Lauf steigt aus Plänen aus

Nur zwei Raiffeisenbanken halten an Fusion fest

Durch die Verschmelzung von nur zwei Banken wird Hersbruck als einer der beiden dezentralen Hauptsitze bestehen bleiben. | Foto: Pitsch2021/03/IMG-8159.jpg

NÜRNBERGER LAND (ab/ap) – „Wir hatten nur einen Plan A und wurden nun zu Plan B gezwungen“, gibt Swen Heckel zu. Denn aus der großen Fusion zur Raiffeisenbank Nürnberger Land wird vorerst nichts werden: Es wird nur eine Duo-Version geben.

Vor rund einem Dreivierteljahr hätte sich das der Chef der Hersbrucker Raiffeisenbank nicht vorstellen können. Doch nun ist die Raiffeisenbank in Lauf aus dem Verschmelzungsprozess ausgestiegen. „Die Kollegen spüren weniger Schnittmenge zu uns als wir zur Raiffeisenbank Altdorf-Feucht“, versucht Heckel den Schritt zu erklären.

Den einen Grund für den Rückzug der Laufer gibt es laut Heckel nicht. „Es gab sogar in allen Häusern viel positives Feedback von Mitarbeitern und Kunden für das Vorhaben“, erzählt Heckel. Aber natürlich handle es sich um drei eigenständige, erfolgreiche, gesunde Unternehmen mit gewachsenen Strukturen. Eine Vereinigung ziehe daher „tausend zu regelnde Dinge“ nach sich – und das in einem sehr engen zeitlichen Rahmen: „Da haben sich auch technische Herausforderungen aufgestaut.“

Von Mensch zu PC

Zudem erschwerten die Kontaktbeschränkungen in der Corona-Pandemie die Rahmenbedingungen. „Wir dürfen eines nicht vergessen: Hier agieren Menschen und da wären persönliche Gespräche extrem wertvoll gewesen.“ Doch seit dem Vorantreiben des Projekts in den drei Banken hätte es nur Videokonferenzen gegeben. „Wenn man dann merkt, dass der Plan so nicht mehr funktioniert, muss man ihn eben ändern“, sagt Heckel.

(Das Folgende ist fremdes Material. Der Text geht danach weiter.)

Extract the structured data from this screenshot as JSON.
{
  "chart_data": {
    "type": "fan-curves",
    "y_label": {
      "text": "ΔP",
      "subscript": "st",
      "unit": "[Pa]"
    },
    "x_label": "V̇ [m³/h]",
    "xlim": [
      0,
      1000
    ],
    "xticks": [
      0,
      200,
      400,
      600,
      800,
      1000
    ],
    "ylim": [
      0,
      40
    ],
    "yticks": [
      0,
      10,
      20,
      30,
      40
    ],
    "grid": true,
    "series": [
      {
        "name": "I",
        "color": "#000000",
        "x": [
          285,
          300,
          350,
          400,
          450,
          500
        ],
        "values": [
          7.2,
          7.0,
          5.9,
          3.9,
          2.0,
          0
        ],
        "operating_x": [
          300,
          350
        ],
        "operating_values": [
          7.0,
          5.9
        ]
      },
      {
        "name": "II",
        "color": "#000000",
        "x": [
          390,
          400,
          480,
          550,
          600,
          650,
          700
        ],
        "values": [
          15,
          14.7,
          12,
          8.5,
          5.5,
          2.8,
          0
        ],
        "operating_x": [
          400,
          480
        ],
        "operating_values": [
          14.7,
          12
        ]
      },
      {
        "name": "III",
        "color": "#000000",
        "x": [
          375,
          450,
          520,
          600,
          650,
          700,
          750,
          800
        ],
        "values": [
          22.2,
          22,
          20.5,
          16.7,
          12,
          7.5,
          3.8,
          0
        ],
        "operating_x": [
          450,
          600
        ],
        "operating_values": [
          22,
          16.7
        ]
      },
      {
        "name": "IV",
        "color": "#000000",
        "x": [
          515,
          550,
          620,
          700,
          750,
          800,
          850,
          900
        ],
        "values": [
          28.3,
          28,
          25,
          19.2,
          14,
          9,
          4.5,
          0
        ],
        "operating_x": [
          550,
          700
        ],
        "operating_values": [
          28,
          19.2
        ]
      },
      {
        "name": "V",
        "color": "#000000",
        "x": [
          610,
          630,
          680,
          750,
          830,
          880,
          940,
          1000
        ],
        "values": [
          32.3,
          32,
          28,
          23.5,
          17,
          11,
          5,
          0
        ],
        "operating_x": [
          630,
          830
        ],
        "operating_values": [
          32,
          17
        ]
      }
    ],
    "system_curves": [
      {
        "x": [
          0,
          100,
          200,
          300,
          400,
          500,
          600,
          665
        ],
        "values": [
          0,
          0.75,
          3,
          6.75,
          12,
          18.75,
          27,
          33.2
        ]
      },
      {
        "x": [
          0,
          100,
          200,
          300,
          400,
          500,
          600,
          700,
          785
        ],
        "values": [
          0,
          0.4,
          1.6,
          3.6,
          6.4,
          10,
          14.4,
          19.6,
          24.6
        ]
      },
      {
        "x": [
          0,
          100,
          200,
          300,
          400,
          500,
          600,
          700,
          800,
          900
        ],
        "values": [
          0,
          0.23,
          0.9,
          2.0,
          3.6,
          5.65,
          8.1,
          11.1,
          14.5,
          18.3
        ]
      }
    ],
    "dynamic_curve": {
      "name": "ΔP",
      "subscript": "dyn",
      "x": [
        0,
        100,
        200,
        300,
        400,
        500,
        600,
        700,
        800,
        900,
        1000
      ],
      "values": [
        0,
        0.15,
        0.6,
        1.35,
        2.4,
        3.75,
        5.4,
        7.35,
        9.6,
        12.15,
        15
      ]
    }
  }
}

Und zwar von einem Dreier- in ein Zweierbündnis: „Die Kollegen in Altdorf-Feucht und wir hatten keinen Zweifel, die Fusion in diesem Jahr nicht zusammen durchzuführen.“ Die Verschmelzung sei ein erster, fester Teilschritt, der Optionen offen halte – für die Laufer und Burgthanner, die bei der Sondierung vergangenes Jahr bereits abgesagt hatten. „Die Bereitschaft zu einer Erweiterung in der Zukunft ist bei allen da“, betont Heckel.

Mehr Leistungen

Den meist mit Firmenfusionen einhergehenden Abbau von Arbeitsplätzen soll es bei den Genossenschaftsbanken im Landkreis nicht geben. Das betonen neben Heckel auch die beiden Vorstandsmitglieder der Raiffeisenbank Altdorf/Feucht, Manfred Göhring und Walter Engelhardt. Für den Bankkunden soll die Fusion eine ganze Reihe von Vorteilen bringen.

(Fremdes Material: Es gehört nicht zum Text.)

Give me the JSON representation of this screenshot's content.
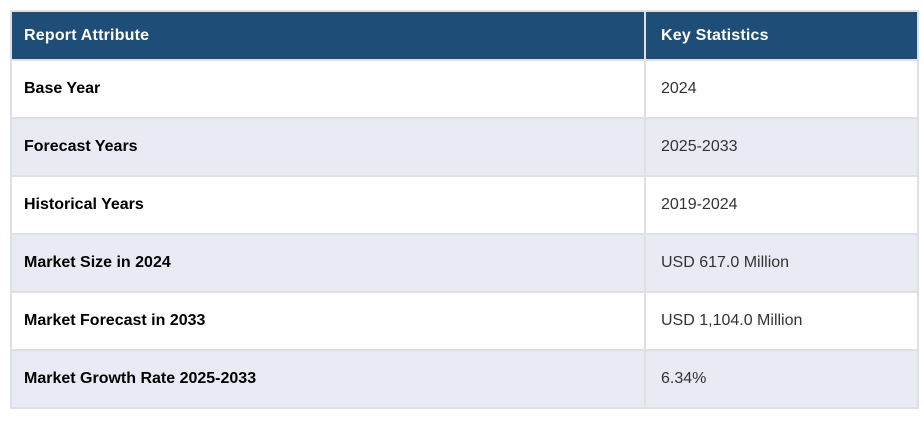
{
  "table": {
    "headers": {
      "attribute": "Report Attribute",
      "statistics": "Key Statistics"
    },
    "rows": [
      {
        "attribute": "Base Year",
        "value": "2024"
      },
      {
        "attribute": "Forecast Years",
        "value": "2025-2033"
      },
      {
        "attribute": "Historical Years",
        "value": "2019-2024"
      },
      {
        "attribute": "Market Size in 2024",
        "value": "USD 617.0 Million"
      },
      {
        "attribute": "Market Forecast in 2033",
        "value": "USD 1,104.0 Million"
      },
      {
        "attribute": "Market Growth Rate 2025-2033",
        "value": "6.34%"
      }
    ]
  },
  "colors": {
    "header_bg": "#1e4e78",
    "header_text": "#ffffff",
    "row_bg": "#ffffff",
    "row_alt_bg": "#e8eaf4",
    "border": "#dee0e4",
    "attribute_text": "#000000",
    "value_text": "#333333",
    "page_bg": "#ffffff"
  },
  "chart_data": {
    "type": "table",
    "title": "",
    "columns": [
      "Report Attribute",
      "Key Statistics"
    ],
    "rows": [
      [
        "Base Year",
        "2024"
      ],
      [
        "Forecast Years",
        "2025-2033"
      ],
      [
        "Historical Years",
        "2019-2024"
      ],
      [
        "Market Size in 2024",
        "USD 617.0 Million"
      ],
      [
        "Market Forecast in 2033",
        "USD 1,104.0 Million"
      ],
      [
        "Market Growth Rate 2025-2033",
        "6.34%"
      ]
    ],
    "layout": {
      "header_style": "dark-blue-bold-white",
      "row_striping": "white / light-lavender alternating",
      "grid": "light-gray 2px cell borders"
    }
  }
}
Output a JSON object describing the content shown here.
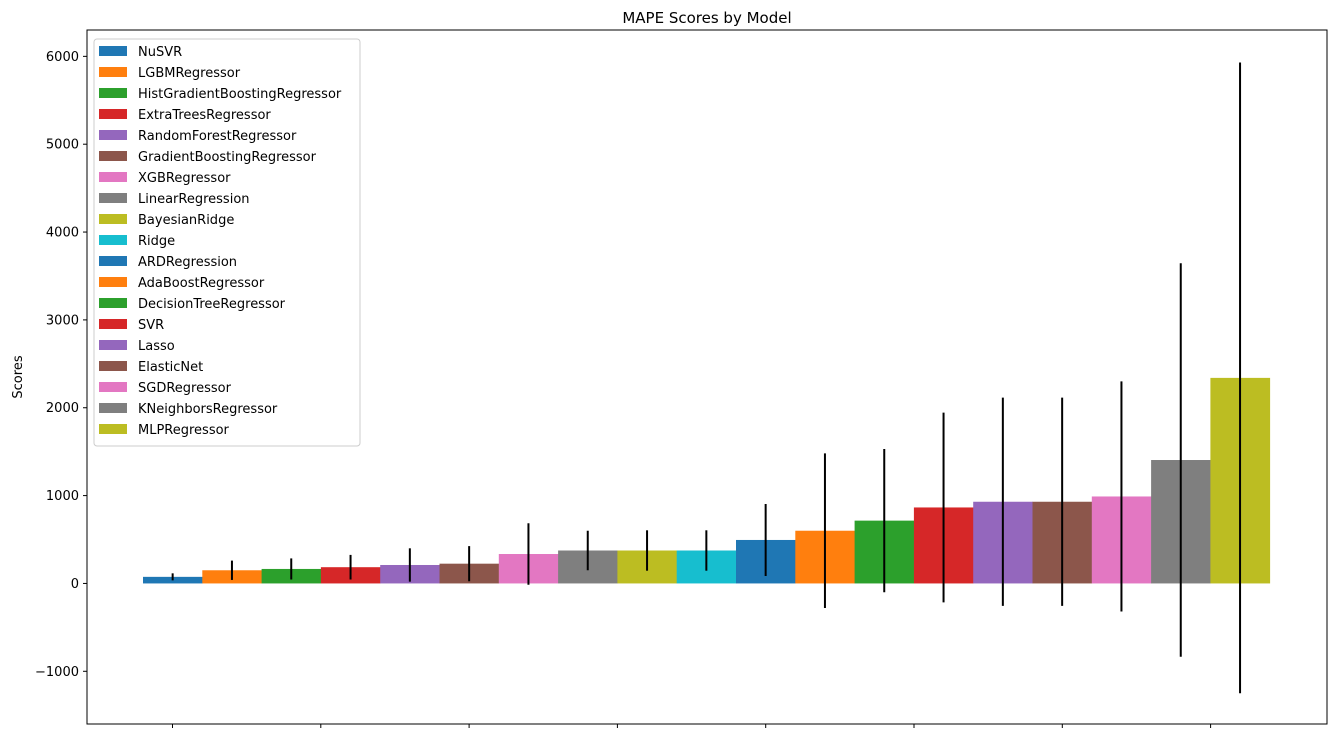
{
  "chart_data": {
    "type": "bar",
    "title": "MAPE Scores by Model",
    "xlabel": "",
    "ylabel": "Scores",
    "ylim": [
      -1600,
      6300
    ],
    "yticks": [
      -1000,
      0,
      1000,
      2000,
      3000,
      4000,
      5000,
      6000
    ],
    "ytick_labels": [
      "−1000",
      "0",
      "1000",
      "2000",
      "3000",
      "4000",
      "5000",
      "6000"
    ],
    "xticks_count": 8,
    "xtick_labels": [],
    "grid": false,
    "legend_placement": "upper-left",
    "series": [
      {
        "name": "NuSVR",
        "value": 75,
        "err": 40,
        "color": "#1f77b4"
      },
      {
        "name": "LGBMRegressor",
        "value": 150,
        "err": 110,
        "color": "#ff7f0e"
      },
      {
        "name": "HistGradientBoostingRegressor",
        "value": 165,
        "err": 120,
        "color": "#2ca02c"
      },
      {
        "name": "ExtraTreesRegressor",
        "value": 185,
        "err": 140,
        "color": "#d62728"
      },
      {
        "name": "RandomForestRegressor",
        "value": 210,
        "err": 190,
        "color": "#9467bd"
      },
      {
        "name": "GradientBoostingRegressor",
        "value": 225,
        "err": 200,
        "color": "#8c564b"
      },
      {
        "name": "XGBRegressor",
        "value": 335,
        "err": 350,
        "color": "#e377c2"
      },
      {
        "name": "LinearRegression",
        "value": 375,
        "err": 225,
        "color": "#7f7f7f"
      },
      {
        "name": "BayesianRidge",
        "value": 375,
        "err": 230,
        "color": "#bcbd22"
      },
      {
        "name": "Ridge",
        "value": 375,
        "err": 230,
        "color": "#17becf"
      },
      {
        "name": "ARDRegression",
        "value": 495,
        "err": 410,
        "color": "#1f77b4"
      },
      {
        "name": "AdaBoostRegressor",
        "value": 600,
        "err": 880,
        "color": "#ff7f0e"
      },
      {
        "name": "DecisionTreeRegressor",
        "value": 715,
        "err": 815,
        "color": "#2ca02c"
      },
      {
        "name": "SVR",
        "value": 865,
        "err": 1080,
        "color": "#d62728"
      },
      {
        "name": "Lasso",
        "value": 930,
        "err": 1185,
        "color": "#9467bd"
      },
      {
        "name": "ElasticNet",
        "value": 930,
        "err": 1185,
        "color": "#8c564b"
      },
      {
        "name": "SGDRegressor",
        "value": 990,
        "err": 1310,
        "color": "#e377c2"
      },
      {
        "name": "KNeighborsRegressor",
        "value": 1405,
        "err": 2240,
        "color": "#7f7f7f"
      },
      {
        "name": "MLPRegressor",
        "value": 2340,
        "err": 3590,
        "color": "#bcbd22"
      }
    ]
  }
}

Engelhardt verweist auf das Leistungsspektrum der Bank, hier könnten technische Innovationen schneller umgesetzt und Kunden noch individueller beraten werden. Für Kreditnehmer von Bedeutung: Die neue Größe der Bank gebe auch einen Spielraum für höhere Kreditgrenzen.

Doch zunächst mussten und müssen die Aufgaben sowie die Strukturen auf die Ausrichtung als Duo gebündelt und ausgetüftelt werden. „Es wird bei zwei dezentralen Hauptsitzen in Hersbruck und Feucht sowie den Vorständen dort bleiben.“ In der Dreier-Variante wäre Lauf zur Zentrale geworden.


Vertreter haben Votum

Geführt werde die neue Landkreisbank von Volker Matschke aus Feucht und den Hersbruckern Bernd Strauß sowie Heckel als Sprecher des Gremiums. „Der juristische Sitz wird in Feucht sein“, erklärt Heckel.

Für die Hersbrucker Kunden ändere sich trotzdem nichts: „Wir stellen die technische Plattform.“ Daher müssen sich die Altdorfer und Feuchter nach der technischen Verschmelzung im September an eine neue Kontonummer gewöhnen, die Hersbrucker nicht, so Heckel.

Vorher, nämlich im Juni, müssen die Vertreterversammlungen der beiden Banken jeweils über die Fusion abstimmen. Fällt das Votum positiv aus – 75 Prozent müssen jeweils für die Verschmelzung votieren –, können die Geldinstitute sich gemeinsam den vielen Herausforderungen rund um Bürokratie, Kundennähe, Digitalisierung und Niedrigzins stellen.